LG Energy Solution Expects To Overtake CATL, Confirms LFP Chemistry
The company says that it has an upper hand due to a more diverse customer base and in terms of intellectual properties.
At a press conference, ahead of the upcoming IPO at the Korea Exchange (KRX) in January 2022, LG Chem's wholly-owned subsidiary LG Energy Solution (LGES) revealed its ambitious expectations.
Kwon Young-soo, LGES CEO, said (via Yonhap News Agency and Reuters) that LG Energy Solution is expected to become the largest global EV battery supplier, outstripping China's CATL (the current #1).
The main reasons - hinted at by the company - that should enable LGES to beat CATL are:
- a wider range of customers globally (compared to CATL's focus on China)
- higher order backlog - of about 260 trillion won ($217 billion)
- better intellectual properties
"We overwhelm the competitor in IPs, and we have more diverse clients in the U.S. and Europe, and production bases there to supply our products to those clients, which CATL doesn't have,"
"I believe that the backdrop to CATL's growth is that Chinese automakers have preferred locally produced batteries, or the policy to use them.
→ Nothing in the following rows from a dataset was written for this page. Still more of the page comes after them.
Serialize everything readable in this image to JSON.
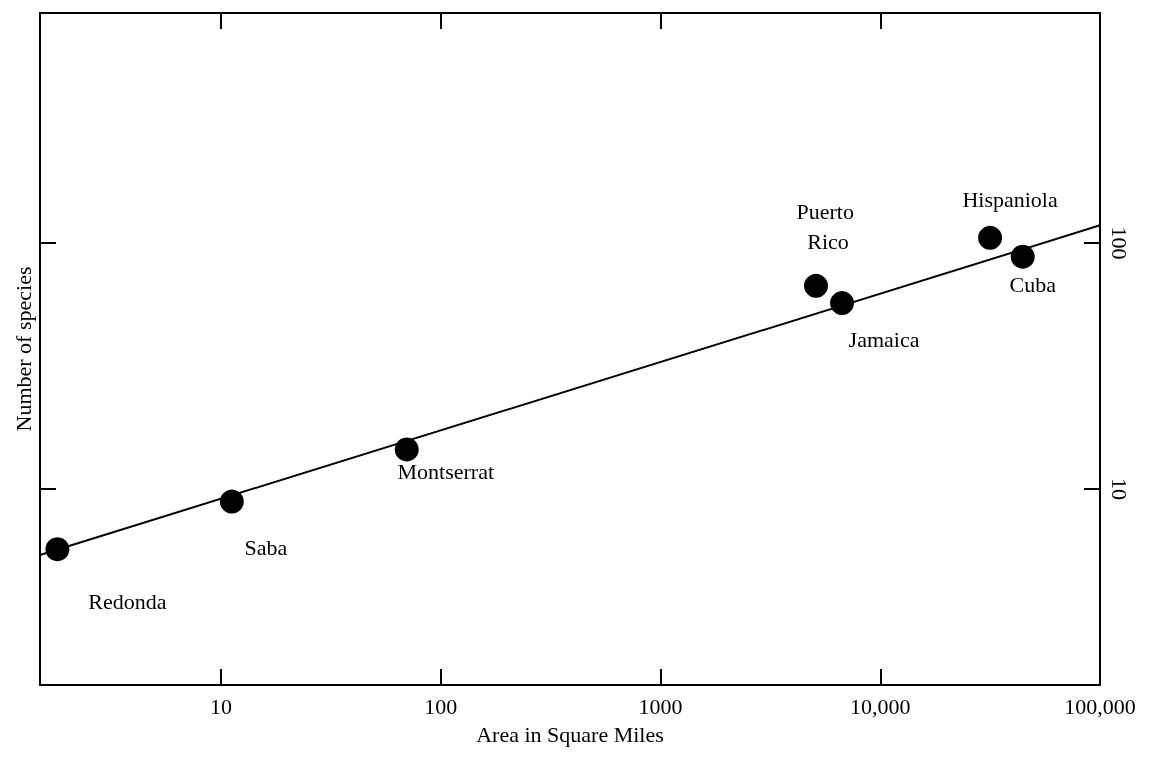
{
  "chart_data": {
    "type": "scatter",
    "xlabel": "Area in Square Miles",
    "ylabel": "Number of species",
    "log": "xy",
    "xlim": [
      1.5,
      100000
    ],
    "xticks": [
      10,
      100,
      1000,
      {
        "value": 10000,
        "label": "10,000"
      },
      {
        "value": 100000,
        "label": "100,000"
      }
    ],
    "ylim": [
      1.6,
      860
    ],
    "yticks": [
      10,
      100
    ],
    "grid": false,
    "series": [
      {
        "marker": "circle",
        "color": "#000000",
        "x": [
          1.8,
          11.2,
          70,
          5100,
          6700,
          31600,
          44500
        ],
        "values": [
          5.7,
          8.9,
          14.5,
          67,
          57,
          105,
          88
        ]
      },
      {
        "type": "line",
        "marker": "none",
        "color": "#000000",
        "x": [
          1.5,
          100000
        ],
        "values": [
          5.4,
          118
        ]
      }
    ],
    "annotations": [
      {
        "text": "Redonda",
        "x": 1.8,
        "y": 5.7
      },
      {
        "text": "Saba",
        "x": 11.2,
        "y": 8.9
      },
      {
        "text": "Montserrat",
        "x": 70,
        "y": 14.5
      },
      {
        "text": "Puerto Rico",
        "x": 5100,
        "y": 67
      },
      {
        "text": "Jamaica",
        "x": 6700,
        "y": 57
      },
      {
        "text": "Hispaniola",
        "x": 31600,
        "y": 105
      },
      {
        "text": "Cuba",
        "x": 44500,
        "y": 88
      }
    ]
  }
}
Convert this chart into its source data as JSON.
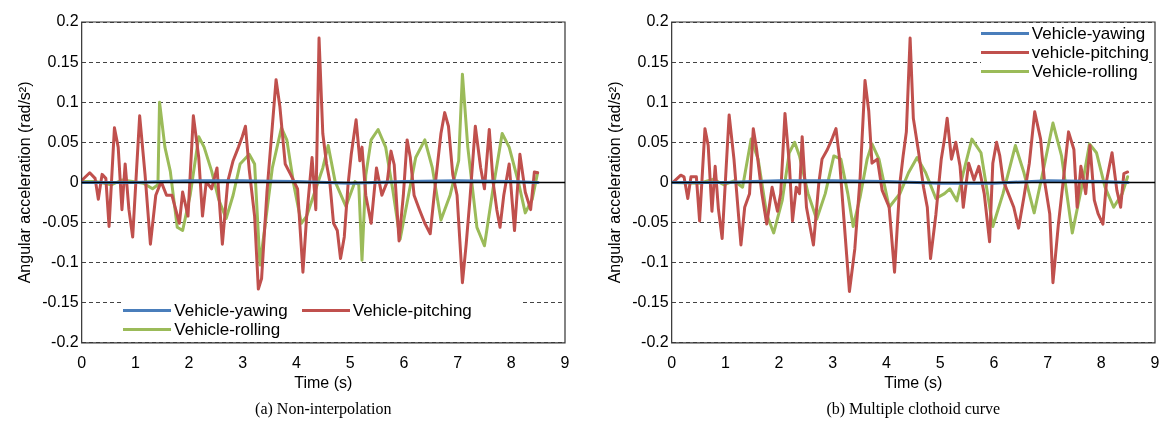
{
  "chart_data": [
    {
      "type": "line",
      "title": "(a) Non-interpolation",
      "xlabel": "Time (s)",
      "ylabel": "Angular acceleration (rad/s²)",
      "xlim": [
        0,
        9
      ],
      "xticks": [
        0,
        1,
        2,
        3,
        4,
        5,
        6,
        7,
        8,
        9
      ],
      "ylim": [
        -0.2,
        0.2
      ],
      "yticks": [
        -0.2,
        -0.15,
        -0.1,
        -0.05,
        0,
        0.05,
        0.1,
        0.15,
        0.2
      ],
      "grid": "y",
      "legend": "bottom",
      "marker": "none",
      "line_style": "solid",
      "series": [
        {
          "name": "Vehicle-yawing",
          "color": "#4a7ebb",
          "x": [
            0,
            1,
            1.5,
            2,
            3,
            4,
            5,
            6,
            7,
            8,
            8.5
          ],
          "values": [
            0,
            0,
            0.001,
            0.002,
            0.002,
            0.001,
            -0.001,
            0.001,
            0.002,
            0.001,
            0
          ]
        },
        {
          "name": "Vehicle-pitching",
          "color": "#c0504d",
          "x": [
            0.01,
            0.15,
            0.25,
            0.31,
            0.38,
            0.45,
            0.51,
            0.61,
            0.68,
            0.75,
            0.81,
            0.88,
            0.95,
            1.08,
            1.18,
            1.28,
            1.38,
            1.48,
            1.58,
            1.68,
            1.82,
            1.88,
            1.98,
            2.08,
            2.18,
            2.25,
            2.32,
            2.42,
            2.52,
            2.62,
            2.72,
            2.82,
            2.92,
            2.99,
            3.05,
            3.12,
            3.22,
            3.29,
            3.35,
            3.45,
            3.55,
            3.62,
            3.69,
            3.79,
            3.89,
            4.02,
            4.12,
            4.19,
            4.29,
            4.36,
            4.42,
            4.49,
            4.56,
            4.62,
            4.69,
            4.76,
            4.82,
            4.89,
            4.96,
            5.02,
            5.11,
            5.18,
            5.22,
            5.29,
            5.39,
            5.49,
            5.59,
            5.69,
            5.76,
            5.82,
            5.91,
            5.99,
            6.06,
            6.12,
            6.19,
            6.29,
            6.39,
            6.49,
            6.59,
            6.69,
            6.76,
            6.83,
            6.91,
            6.99,
            7.09,
            7.16,
            7.23,
            7.33,
            7.43,
            7.5,
            7.59,
            7.66,
            7.73,
            7.79,
            7.86,
            7.96,
            8.06,
            8.16,
            8.26,
            8.36,
            8.43,
            8.49
          ],
          "values": [
            0.003,
            0.012,
            0.005,
            -0.021,
            0.01,
            0.005,
            -0.055,
            0.068,
            0.044,
            -0.034,
            0.023,
            -0.034,
            -0.068,
            0.083,
            0.01,
            -0.077,
            -0.016,
            0.001,
            -0.016,
            -0.016,
            -0.051,
            -0.012,
            -0.042,
            0.083,
            0.031,
            -0.042,
            0.001,
            -0.008,
            0.018,
            -0.077,
            0.001,
            0.027,
            0.044,
            0.057,
            0.07,
            0.016,
            -0.042,
            -0.133,
            -0.12,
            -0.012,
            0.07,
            0.128,
            0.095,
            0.023,
            0.01,
            -0.008,
            -0.112,
            -0.042,
            0.031,
            -0.034,
            0.18,
            0.061,
            0.023,
            0.001,
            -0.051,
            -0.06,
            -0.095,
            -0.068,
            -0.003,
            0.035,
            0.078,
            0.027,
            0.044,
            -0.016,
            -0.051,
            0.018,
            -0.016,
            0.001,
            0.039,
            0.022,
            -0.073,
            -0.016,
            0.053,
            0.031,
            -0.016,
            -0.034,
            -0.051,
            -0.064,
            0.001,
            0.061,
            0.087,
            0.07,
            0.01,
            -0.016,
            -0.125,
            -0.077,
            -0.021,
            0.07,
            0.018,
            -0.008,
            0.066,
            0.001,
            -0.034,
            -0.056,
            -0.016,
            0.023,
            -0.06,
            0.035,
            -0.012,
            -0.034,
            0.013,
            0.012
          ]
        },
        {
          "name": "Vehicle-rolling",
          "color": "#9bbb59",
          "x": [
            0.01,
            0.28,
            0.55,
            0.75,
            0.95,
            1.15,
            1.32,
            1.42,
            1.45,
            1.55,
            1.65,
            1.78,
            1.88,
            2.02,
            2.18,
            2.28,
            2.42,
            2.55,
            2.69,
            2.82,
            2.95,
            3.12,
            3.22,
            3.32,
            3.42,
            3.55,
            3.72,
            3.82,
            3.95,
            4.09,
            4.19,
            4.32,
            4.49,
            4.59,
            4.72,
            4.92,
            5.09,
            5.16,
            5.22,
            5.29,
            5.39,
            5.52,
            5.66,
            5.79,
            5.93,
            6.06,
            6.22,
            6.39,
            6.53,
            6.69,
            6.86,
            7.02,
            7.09,
            7.19,
            7.36,
            7.5,
            7.66,
            7.83,
            7.96,
            8.13,
            8.26,
            8.39,
            8.49
          ],
          "values": [
            0.001,
            0.001,
            -0.003,
            0.003,
            0.001,
            -0.001,
            -0.008,
            -0.003,
            0.1,
            0.044,
            0.014,
            -0.056,
            -0.06,
            -0.016,
            0.057,
            0.044,
            0.014,
            -0.021,
            -0.045,
            -0.016,
            0.023,
            0.035,
            0.023,
            -0.103,
            -0.051,
            0.018,
            0.068,
            0.053,
            -0.003,
            -0.051,
            -0.042,
            -0.016,
            0.018,
            0.046,
            0.001,
            -0.03,
            0.001,
            -0.003,
            -0.097,
            0.009,
            0.053,
            0.066,
            0.044,
            -0.008,
            -0.071,
            -0.025,
            0.031,
            0.053,
            0.018,
            -0.047,
            -0.016,
            0.027,
            0.135,
            0.044,
            -0.056,
            -0.079,
            -0.008,
            0.061,
            0.044,
            0.001,
            -0.038,
            -0.021,
            0.012
          ]
        }
      ]
    },
    {
      "type": "line",
      "title": "(b) Multiple clothoid curve",
      "xlabel": "Time (s)",
      "ylabel": "Angular acceleration (rad/s²)",
      "xlim": [
        0,
        9
      ],
      "xticks": [
        0,
        1,
        2,
        3,
        4,
        5,
        6,
        7,
        8,
        9
      ],
      "ylim": [
        -0.2,
        0.2
      ],
      "yticks": [
        -0.2,
        -0.15,
        -0.1,
        -0.05,
        0,
        0.05,
        0.1,
        0.15,
        0.2
      ],
      "grid": "y",
      "legend": "top right",
      "marker": "none",
      "line_style": "solid",
      "series": [
        {
          "name": "Vehicle-yawing",
          "color": "#4a7ebb",
          "x": [
            0,
            1,
            1.5,
            2,
            3,
            4,
            5,
            6,
            7,
            8,
            8.5
          ],
          "values": [
            0,
            0,
            0.001,
            0.002,
            0.002,
            0.001,
            -0.001,
            -0.001,
            0.002,
            0.001,
            0
          ]
        },
        {
          "name": "vehicle-pitching",
          "color": "#c0504d",
          "x": [
            0.04,
            0.17,
            0.23,
            0.3,
            0.36,
            0.46,
            0.52,
            0.62,
            0.68,
            0.75,
            0.81,
            0.87,
            0.94,
            1.07,
            1.16,
            1.29,
            1.36,
            1.45,
            1.52,
            1.58,
            1.68,
            1.77,
            1.87,
            1.97,
            2.03,
            2.11,
            2.19,
            2.25,
            2.32,
            2.38,
            2.43,
            2.51,
            2.64,
            2.74,
            2.8,
            2.9,
            2.99,
            3.06,
            3.12,
            3.21,
            3.31,
            3.41,
            3.51,
            3.6,
            3.67,
            3.73,
            3.83,
            3.92,
            4.05,
            4.15,
            4.25,
            4.31,
            4.37,
            4.44,
            4.5,
            4.6,
            4.69,
            4.76,
            4.82,
            4.92,
            5.02,
            5.08,
            5.13,
            5.21,
            5.29,
            5.37,
            5.43,
            5.53,
            5.63,
            5.72,
            5.82,
            5.92,
            5.98,
            6.05,
            6.11,
            6.17,
            6.27,
            6.37,
            6.46,
            6.56,
            6.66,
            6.76,
            6.87,
            6.94,
            7.04,
            7.1,
            7.2,
            7.3,
            7.39,
            7.49,
            7.55,
            7.62,
            7.71,
            7.79,
            7.87,
            7.94,
            8.03,
            8.1,
            8.2,
            8.29,
            8.36,
            8.42,
            8.49
          ],
          "values": [
            0.001,
            0.009,
            0.007,
            -0.02,
            0.007,
            0.007,
            -0.048,
            0.067,
            0.046,
            -0.036,
            0.02,
            -0.033,
            -0.07,
            0.084,
            0.029,
            -0.078,
            -0.031,
            -0.014,
            0.067,
            0.042,
            -0.014,
            -0.052,
            -0.006,
            -0.036,
            -0.014,
            0.086,
            0.024,
            -0.048,
            -0.006,
            -0.014,
            0.057,
            -0.031,
            -0.078,
            -0.001,
            0.029,
            0.041,
            0.055,
            0.067,
            0.033,
            -0.048,
            -0.136,
            -0.083,
            0.007,
            0.127,
            0.089,
            0.024,
            0.029,
            -0.01,
            -0.031,
            -0.112,
            -0.001,
            0.033,
            0.063,
            0.18,
            0.08,
            0.037,
            -0.006,
            -0.031,
            -0.095,
            -0.04,
            0.029,
            0.054,
            0.08,
            0.029,
            0.05,
            0.02,
            -0.031,
            0.024,
            0.003,
            0.02,
            -0.014,
            -0.074,
            0.024,
            0.05,
            0.033,
            0.003,
            -0.014,
            -0.031,
            -0.057,
            -0.018,
            0.024,
            0.088,
            0.054,
            0.003,
            -0.039,
            -0.125,
            -0.053,
            0.007,
            0.063,
            0.041,
            -0.031,
            0.02,
            -0.014,
            0.046,
            -0.022,
            -0.039,
            -0.052,
            0.003,
            0.037,
            -0.01,
            -0.031,
            0.011,
            0.013
          ]
        },
        {
          "name": "Vehicle-rolling",
          "color": "#9bbb59",
          "x": [
            0.01,
            0.52,
            0.78,
            0.97,
            1.16,
            1.32,
            1.48,
            1.61,
            1.77,
            1.9,
            2.06,
            2.19,
            2.29,
            2.38,
            2.54,
            2.7,
            2.86,
            3.02,
            3.15,
            3.28,
            3.38,
            3.51,
            3.64,
            3.73,
            3.86,
            4.05,
            4.25,
            4.41,
            4.57,
            4.73,
            4.92,
            5.08,
            5.18,
            5.31,
            5.43,
            5.59,
            5.76,
            5.98,
            6.17,
            6.4,
            6.56,
            6.75,
            6.91,
            7.1,
            7.26,
            7.46,
            7.65,
            7.78,
            7.91,
            8.07,
            8.23,
            8.39,
            8.49
          ],
          "values": [
            0,
            -0.001,
            0.004,
            -0.003,
            0.002,
            -0.006,
            0.054,
            0.029,
            -0.04,
            -0.063,
            -0.022,
            0.037,
            0.05,
            0.033,
            -0.014,
            -0.046,
            -0.014,
            0.033,
            0.029,
            -0.014,
            -0.055,
            -0.018,
            0.029,
            0.048,
            0.029,
            -0.031,
            -0.014,
            0.012,
            0.031,
            0.012,
            -0.02,
            -0.014,
            -0.008,
            -0.023,
            0.012,
            0.054,
            0.037,
            -0.055,
            -0.014,
            0.046,
            0.012,
            -0.038,
            0.012,
            0.074,
            0.033,
            -0.063,
            -0.001,
            0.048,
            0.037,
            -0.006,
            -0.031,
            -0.014,
            0.007
          ]
        }
      ]
    }
  ]
}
Since we have more orders, we predict that we will be higher than CATL in terms of market share in the future." - Kwon Young-soo, LGES CEO
Soon, LGES is expected to reveal the share price. It was previously expected that the market cap of the company at IPO will be 70 trillion won ($58.5 billion). As we understand, more than 80% of the LGES will be owned by LG Chem after the IPO.
According to the reports, LGES might rise as much as 12.75 trillion won ($10.6 billion).
Most of the proceeds - 8.84 trillion won ($7.4 billion) - will be spent on new manufacturing capacity (domestic and overseas), including:
- 5.6 trillion won ($5.7 billion) for its Holland plant in Michigan, the United States
According rumor, the plant will be expanded from 5 GWh/year to 40 GWh/year - 1.4 trillion won ($1.2 billion) for the Wroclaw plant in Poland
(the largest EV battery plant in Europe)
The company also hinted that any new battery gigafactory in Europe (if decided), would be a joint venture type (with particular automakers). The factory in Poland is a wholly-owned subsidiary.
The LFP (lithium iron phosphate) rumor has been confirmed. LG Energy Solution intends to produce LFP batteries for energy storage systems (ESS) as well as for electric vehicles.
"We plan to actively use this material. Since we've developed it before, we will apply it to the ESS (energy storage system) and then to electric vehicles in the future,"
The LFP chemistry will join the current ones - NCM (nickel, cobalt, manganese) and new NCMA (nickel, cobalt, manganese and aluminum).
An important thing for investors is profitability. According to the report, the target is "more than double-digit operating margins" and at least about 25% growth year-over-year.